Servers can be now depooled from pybal using conftool (https://wikitech.wikimedia.org/wiki/Conftool) as an external library.
So what scap should do when doing a rolling restart is something like:
# Get the list of all pooled servers, per datacenter, in api, rendering, jobrunners and apache
# create per-datacenter sets that will include not more than max(1,5%) of all servers in a cluster
# for each set:
# Depool all the servers. This can be done in parallel probably
# Wait N seconds (for now, in a not-too-distant future we'll have a way to verify depooling, but this is *good enough*)

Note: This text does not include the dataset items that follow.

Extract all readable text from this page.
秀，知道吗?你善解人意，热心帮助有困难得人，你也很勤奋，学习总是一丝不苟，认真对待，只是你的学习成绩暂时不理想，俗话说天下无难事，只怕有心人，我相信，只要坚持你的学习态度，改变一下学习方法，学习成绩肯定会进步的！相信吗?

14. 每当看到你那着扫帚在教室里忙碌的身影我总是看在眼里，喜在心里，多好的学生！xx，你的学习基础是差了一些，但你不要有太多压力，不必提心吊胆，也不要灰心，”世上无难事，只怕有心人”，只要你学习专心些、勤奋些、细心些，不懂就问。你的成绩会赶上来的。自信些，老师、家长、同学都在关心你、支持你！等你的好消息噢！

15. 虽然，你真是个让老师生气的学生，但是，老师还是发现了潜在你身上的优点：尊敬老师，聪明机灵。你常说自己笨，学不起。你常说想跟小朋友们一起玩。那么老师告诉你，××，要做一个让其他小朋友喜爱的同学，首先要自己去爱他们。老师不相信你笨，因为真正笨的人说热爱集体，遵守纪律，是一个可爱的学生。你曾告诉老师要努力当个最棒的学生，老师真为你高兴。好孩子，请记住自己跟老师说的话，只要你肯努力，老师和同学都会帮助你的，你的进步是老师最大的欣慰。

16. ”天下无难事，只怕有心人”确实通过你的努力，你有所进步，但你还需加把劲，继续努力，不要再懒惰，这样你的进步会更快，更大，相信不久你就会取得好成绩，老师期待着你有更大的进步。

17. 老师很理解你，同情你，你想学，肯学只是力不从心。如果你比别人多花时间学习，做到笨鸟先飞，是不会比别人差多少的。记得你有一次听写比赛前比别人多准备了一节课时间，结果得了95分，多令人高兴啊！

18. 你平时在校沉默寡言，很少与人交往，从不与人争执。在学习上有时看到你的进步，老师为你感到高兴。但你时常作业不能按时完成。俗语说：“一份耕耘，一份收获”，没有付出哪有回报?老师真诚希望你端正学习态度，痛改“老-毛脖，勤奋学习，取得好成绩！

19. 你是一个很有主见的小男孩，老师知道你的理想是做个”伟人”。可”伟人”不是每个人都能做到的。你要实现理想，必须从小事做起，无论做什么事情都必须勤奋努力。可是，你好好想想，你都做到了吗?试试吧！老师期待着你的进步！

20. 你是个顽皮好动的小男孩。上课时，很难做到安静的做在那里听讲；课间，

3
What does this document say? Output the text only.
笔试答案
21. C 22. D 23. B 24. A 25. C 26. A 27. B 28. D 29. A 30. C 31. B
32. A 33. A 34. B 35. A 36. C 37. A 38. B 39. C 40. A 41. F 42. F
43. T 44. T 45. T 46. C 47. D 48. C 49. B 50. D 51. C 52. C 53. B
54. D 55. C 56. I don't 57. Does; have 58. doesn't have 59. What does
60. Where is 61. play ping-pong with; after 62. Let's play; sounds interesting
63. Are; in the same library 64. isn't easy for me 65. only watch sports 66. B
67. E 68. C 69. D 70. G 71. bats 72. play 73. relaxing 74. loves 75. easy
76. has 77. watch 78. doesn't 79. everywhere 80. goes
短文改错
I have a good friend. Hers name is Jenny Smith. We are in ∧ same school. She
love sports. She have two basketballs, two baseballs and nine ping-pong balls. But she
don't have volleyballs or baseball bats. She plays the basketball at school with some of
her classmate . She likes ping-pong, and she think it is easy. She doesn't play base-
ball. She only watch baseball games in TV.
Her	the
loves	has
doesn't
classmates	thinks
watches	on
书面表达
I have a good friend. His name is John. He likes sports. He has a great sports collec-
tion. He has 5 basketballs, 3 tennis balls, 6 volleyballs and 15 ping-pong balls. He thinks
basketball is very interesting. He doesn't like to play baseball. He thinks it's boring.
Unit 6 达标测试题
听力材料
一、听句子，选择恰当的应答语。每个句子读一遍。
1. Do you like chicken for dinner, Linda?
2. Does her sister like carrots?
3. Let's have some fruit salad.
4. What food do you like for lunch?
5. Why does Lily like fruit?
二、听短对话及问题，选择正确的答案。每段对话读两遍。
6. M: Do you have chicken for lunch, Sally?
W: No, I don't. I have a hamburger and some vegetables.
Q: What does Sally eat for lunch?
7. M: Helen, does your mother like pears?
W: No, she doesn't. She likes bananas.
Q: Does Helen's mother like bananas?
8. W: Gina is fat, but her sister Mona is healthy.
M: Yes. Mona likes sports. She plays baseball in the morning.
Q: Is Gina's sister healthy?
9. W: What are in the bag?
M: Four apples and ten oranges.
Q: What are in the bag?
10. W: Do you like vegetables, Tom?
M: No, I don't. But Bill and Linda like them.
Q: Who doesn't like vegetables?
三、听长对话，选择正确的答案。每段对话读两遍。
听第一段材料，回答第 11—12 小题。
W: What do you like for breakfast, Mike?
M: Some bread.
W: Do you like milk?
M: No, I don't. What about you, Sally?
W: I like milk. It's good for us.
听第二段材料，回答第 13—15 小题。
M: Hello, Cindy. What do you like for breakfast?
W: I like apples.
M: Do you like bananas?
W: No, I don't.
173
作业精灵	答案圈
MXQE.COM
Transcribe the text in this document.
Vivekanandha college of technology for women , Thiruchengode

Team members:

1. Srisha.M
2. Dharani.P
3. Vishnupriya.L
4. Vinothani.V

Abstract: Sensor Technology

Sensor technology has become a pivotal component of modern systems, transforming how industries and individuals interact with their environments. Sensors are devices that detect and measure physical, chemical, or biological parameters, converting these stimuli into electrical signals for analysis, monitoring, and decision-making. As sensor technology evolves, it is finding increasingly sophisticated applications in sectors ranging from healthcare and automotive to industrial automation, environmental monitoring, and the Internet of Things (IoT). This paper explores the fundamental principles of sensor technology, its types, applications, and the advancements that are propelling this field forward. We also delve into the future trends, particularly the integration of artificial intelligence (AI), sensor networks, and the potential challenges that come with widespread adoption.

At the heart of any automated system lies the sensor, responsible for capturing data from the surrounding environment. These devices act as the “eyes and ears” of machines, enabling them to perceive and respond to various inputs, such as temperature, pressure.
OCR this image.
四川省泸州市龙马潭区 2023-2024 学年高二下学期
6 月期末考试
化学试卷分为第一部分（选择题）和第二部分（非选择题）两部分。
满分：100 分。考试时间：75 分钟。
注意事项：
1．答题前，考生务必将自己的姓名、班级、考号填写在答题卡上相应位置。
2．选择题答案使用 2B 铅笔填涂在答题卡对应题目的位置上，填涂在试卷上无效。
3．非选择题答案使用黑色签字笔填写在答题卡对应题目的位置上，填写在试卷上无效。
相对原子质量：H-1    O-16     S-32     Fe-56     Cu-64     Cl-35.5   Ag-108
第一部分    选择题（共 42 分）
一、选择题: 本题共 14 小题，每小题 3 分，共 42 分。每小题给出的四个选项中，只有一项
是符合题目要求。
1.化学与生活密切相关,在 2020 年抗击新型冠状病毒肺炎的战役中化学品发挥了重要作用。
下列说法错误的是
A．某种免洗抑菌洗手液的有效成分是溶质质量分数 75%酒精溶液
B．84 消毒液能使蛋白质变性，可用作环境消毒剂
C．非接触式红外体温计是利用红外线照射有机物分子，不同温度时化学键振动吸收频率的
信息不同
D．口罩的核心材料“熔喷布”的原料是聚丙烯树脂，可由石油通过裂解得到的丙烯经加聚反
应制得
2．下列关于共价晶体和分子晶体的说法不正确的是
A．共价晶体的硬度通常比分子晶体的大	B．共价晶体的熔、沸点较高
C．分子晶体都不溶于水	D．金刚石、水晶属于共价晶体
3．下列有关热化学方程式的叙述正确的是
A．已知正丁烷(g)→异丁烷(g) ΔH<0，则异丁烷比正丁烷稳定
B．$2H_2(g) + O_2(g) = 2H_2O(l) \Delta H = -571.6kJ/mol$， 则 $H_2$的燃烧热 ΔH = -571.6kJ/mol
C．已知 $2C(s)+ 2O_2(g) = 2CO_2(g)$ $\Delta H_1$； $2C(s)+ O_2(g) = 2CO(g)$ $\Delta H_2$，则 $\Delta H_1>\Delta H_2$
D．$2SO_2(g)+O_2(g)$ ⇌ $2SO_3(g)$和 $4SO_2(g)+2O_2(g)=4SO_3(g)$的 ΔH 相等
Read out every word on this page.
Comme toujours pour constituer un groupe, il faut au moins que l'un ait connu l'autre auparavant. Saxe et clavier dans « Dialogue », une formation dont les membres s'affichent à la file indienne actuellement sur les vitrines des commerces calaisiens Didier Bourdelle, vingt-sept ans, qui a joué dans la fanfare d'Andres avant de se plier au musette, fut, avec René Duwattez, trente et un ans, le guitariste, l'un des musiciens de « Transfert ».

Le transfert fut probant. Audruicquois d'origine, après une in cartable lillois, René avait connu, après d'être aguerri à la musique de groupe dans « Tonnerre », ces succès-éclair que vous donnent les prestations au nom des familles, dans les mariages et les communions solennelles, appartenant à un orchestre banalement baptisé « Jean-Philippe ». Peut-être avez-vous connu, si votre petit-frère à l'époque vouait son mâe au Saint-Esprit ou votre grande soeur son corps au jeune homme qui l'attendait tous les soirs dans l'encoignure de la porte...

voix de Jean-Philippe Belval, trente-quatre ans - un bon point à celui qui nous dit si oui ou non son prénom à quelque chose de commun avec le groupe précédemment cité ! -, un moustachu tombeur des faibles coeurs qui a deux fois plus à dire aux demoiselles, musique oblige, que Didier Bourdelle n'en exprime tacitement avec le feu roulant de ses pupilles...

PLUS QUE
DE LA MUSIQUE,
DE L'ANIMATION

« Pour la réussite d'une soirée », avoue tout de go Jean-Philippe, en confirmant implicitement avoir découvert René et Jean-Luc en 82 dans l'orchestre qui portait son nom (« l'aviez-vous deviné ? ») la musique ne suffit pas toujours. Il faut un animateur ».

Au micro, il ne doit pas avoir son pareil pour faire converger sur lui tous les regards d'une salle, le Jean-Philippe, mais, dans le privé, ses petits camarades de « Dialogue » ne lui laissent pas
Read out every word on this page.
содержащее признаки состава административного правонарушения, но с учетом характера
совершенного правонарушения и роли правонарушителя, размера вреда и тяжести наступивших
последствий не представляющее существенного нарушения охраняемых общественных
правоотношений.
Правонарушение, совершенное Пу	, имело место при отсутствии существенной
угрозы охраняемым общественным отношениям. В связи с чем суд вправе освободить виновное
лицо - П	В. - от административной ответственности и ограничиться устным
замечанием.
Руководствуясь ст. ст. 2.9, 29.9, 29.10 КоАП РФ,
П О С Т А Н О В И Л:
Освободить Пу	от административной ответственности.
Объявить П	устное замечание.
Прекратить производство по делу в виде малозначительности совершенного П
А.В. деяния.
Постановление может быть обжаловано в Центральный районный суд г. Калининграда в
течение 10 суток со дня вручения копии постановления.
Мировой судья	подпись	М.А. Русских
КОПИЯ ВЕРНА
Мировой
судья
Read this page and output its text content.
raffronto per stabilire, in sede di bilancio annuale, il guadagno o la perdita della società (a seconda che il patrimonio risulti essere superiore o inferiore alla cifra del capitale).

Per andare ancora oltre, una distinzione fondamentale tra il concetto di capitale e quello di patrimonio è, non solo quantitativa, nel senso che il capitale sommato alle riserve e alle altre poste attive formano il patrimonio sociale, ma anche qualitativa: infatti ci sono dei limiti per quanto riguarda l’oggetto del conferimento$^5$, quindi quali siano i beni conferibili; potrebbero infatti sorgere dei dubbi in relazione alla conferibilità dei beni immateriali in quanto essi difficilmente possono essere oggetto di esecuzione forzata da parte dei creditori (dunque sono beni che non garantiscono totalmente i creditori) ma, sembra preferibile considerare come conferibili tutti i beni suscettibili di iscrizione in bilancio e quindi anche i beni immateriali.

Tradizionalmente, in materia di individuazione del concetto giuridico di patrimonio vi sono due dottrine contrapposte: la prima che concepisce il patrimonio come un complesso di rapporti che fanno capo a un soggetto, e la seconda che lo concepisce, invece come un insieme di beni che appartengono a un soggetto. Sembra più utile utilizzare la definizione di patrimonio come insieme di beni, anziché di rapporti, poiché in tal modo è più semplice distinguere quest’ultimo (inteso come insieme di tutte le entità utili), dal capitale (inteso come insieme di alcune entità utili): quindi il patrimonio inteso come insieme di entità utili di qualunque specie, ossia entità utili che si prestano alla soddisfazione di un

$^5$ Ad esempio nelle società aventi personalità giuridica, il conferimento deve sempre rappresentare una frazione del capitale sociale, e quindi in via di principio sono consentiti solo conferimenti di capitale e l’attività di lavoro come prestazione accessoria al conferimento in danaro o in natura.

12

# for each server: Restart HHVM, verify rendering works again (use the pybal proxyfecth url if possible), repool
This should prevent us from restarting servers while they're pooled and should minimize the number of 503s we'll see. The jobrunners might need some special handling though.
How to use conftool?
- Include the conftool puppet class. It still needs some work to be used in labs, where pybal is not present anyways...
- In your python program, it's as simple as:
from conftool import configuration, KVObject, node
c = configuration.get("/etc/conftool/config.yaml")
# For now you need to have the datacenter, cluster, servicename in order to find a node, it will be better
n = node.Node('eqiad', 'appserver', 'apache2', 'mw1019.eqiad.wmnet')
# Depool a node
n.pooled = "no"
# Pool the node again
n.pooled = "yes"
Since conftool has not been thought as an external library but as a specific set of tools, the api could be better, and we can work on it.